Из рук не выпускал защелки.
Ты вырывалась.
И чуб касался чудной челки,
И губы – фиалок.
О неженка, во имя прежних
И в этот раз твой
Наряд щебечет, как подснежник
Апрелю: «Здравствуй!»
Грех думать – ты не из весталок:
Вошла со стулом,
Как с полки, жизнь мою достала
И пыль обдула.
Содержание этого стихотворения вроде бы достаточно ясно. Описывается комната («каморка») героя, куда к нему приходит возлюбленная. Он удерживает ее в комнате, когда она пытается уйти. Время действия – апрель. Приход возлюбленной пробуждает героя к жизни – «Как с полки, жизнь мою достала / И пыль обдула».
Можно также понять, что поселяется в этой каморке герой специально для того, чтобы здесь встречаться с возлюбленной, не прибегая к унизительной необходимости снимать для этих встреч «номера». Очевидно, что в этой каморке герой жил и когда-то прежде («поселился здесь вторично») – это подтверждается реальным комментарием Е.Б. и Е. В. Пастернак.
Скорее всего описываемая встреча героя с возлюбленной не первая – «во имя прежних /И в этот раз твой…».
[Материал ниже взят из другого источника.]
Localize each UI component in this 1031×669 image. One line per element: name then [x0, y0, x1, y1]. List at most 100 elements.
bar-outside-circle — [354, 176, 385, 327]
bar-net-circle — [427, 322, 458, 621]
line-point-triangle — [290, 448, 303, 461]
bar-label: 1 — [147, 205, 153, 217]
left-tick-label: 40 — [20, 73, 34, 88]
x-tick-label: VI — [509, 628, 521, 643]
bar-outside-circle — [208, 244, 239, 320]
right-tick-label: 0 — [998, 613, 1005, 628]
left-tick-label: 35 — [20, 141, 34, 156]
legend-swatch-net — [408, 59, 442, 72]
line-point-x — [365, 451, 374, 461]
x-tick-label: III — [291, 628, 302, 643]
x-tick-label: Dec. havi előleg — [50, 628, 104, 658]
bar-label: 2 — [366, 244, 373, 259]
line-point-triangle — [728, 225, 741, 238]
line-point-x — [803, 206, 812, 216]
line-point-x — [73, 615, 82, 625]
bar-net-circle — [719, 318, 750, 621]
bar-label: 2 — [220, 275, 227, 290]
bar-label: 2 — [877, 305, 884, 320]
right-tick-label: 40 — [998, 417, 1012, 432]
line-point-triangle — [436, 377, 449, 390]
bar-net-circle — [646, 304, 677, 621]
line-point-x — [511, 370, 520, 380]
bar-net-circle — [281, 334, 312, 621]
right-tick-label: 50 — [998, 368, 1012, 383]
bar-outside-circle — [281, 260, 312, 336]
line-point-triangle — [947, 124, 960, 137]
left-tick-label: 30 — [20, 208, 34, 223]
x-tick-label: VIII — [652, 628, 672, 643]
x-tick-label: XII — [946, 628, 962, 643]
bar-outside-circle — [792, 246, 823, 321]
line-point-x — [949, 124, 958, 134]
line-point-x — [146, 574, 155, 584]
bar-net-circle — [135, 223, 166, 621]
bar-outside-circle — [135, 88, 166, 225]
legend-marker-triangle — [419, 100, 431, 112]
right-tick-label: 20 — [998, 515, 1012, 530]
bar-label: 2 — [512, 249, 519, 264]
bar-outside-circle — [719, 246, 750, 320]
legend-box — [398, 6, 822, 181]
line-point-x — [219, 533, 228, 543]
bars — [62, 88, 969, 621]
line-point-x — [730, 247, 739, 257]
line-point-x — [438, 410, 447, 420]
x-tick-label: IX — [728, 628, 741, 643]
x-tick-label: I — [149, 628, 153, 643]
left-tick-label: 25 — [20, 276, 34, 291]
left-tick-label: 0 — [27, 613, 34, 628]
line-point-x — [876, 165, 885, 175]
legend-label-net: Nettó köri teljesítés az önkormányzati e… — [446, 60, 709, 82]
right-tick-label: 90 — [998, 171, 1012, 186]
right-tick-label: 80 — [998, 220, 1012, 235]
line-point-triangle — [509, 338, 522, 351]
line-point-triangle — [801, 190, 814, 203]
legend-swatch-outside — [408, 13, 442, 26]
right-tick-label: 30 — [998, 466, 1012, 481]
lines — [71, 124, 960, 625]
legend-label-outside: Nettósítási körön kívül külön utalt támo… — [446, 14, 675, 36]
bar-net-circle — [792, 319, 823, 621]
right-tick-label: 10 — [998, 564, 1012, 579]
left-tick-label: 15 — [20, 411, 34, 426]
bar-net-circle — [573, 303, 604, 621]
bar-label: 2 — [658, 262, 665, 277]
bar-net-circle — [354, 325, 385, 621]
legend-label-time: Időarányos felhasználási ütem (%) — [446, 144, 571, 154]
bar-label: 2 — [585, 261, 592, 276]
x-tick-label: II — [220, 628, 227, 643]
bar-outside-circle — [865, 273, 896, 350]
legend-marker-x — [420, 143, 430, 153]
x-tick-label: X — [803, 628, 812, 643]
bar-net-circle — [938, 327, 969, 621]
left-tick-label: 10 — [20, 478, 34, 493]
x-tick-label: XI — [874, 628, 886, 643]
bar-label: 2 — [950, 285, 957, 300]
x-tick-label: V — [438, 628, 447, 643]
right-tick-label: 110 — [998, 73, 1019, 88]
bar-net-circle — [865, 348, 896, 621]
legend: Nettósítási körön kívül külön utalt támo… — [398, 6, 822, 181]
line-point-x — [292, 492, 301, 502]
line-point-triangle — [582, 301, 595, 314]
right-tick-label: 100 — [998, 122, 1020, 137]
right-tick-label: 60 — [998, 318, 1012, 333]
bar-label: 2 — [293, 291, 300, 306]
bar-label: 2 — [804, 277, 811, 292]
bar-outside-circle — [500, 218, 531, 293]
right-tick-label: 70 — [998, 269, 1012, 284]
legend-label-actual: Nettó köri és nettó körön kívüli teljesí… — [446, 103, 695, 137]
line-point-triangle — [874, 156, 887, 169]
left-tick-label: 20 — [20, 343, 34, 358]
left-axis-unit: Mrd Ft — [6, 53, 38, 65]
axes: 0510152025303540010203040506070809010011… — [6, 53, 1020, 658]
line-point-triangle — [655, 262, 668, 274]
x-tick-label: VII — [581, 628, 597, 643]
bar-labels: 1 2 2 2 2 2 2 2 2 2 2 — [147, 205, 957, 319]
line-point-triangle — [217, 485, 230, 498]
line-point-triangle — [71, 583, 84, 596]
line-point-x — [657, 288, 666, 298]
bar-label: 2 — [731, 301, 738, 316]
Однако осталось неясным, почему в заглавии, а затем и в самом стихотворении возникает слово «суеверье». Вроде бы ничего из вышесказанного не дает ключа к объяснению. Но можно обратить внимание, что в этом, казалось бы, «мажорном» весеннем любовном стихотворении присутствуют неожиданные в данном контексте слова: «гроб», «морг». С ними, если разложить на составляющие, перекликаются также и «померанец», и сама «каморка», коричневые, «как дуб», обои придают сходство с гробом и самой каморке (в которой также можно вычленить слог «мор»). Вся эта «мертвенная» тема может объединить «Из суеверья» с классическими балладными сюжетами («Ленора», «Людмила» и др.), где жених увозит невесту в могилу. У Пастернака «невесте», правда, кажется, удается «оживить» жениха, хотя он пытается ее удержать в каморке, она тем самым добавляет в стихотворение еще и связь со сказочным мотивом о «мертвом царевиче», пробуждаемом (оживляемом) героиней.
Возможно, что именно на этот слой балладно-сказочных мотивов и указывает двукратное упоминание «суеверья».
«Вальс с чертовщиной» и рождественско-святочные мотивы стихов и прозы романа «Доктор Живаго»
Исследователи уже обращали внимание на значимость темы Рождества и связанных с нею образов и мотивов елки, святок, сказки, детства для пастернаковского творчества в целом и для романа «Доктор Живаго» в особенности.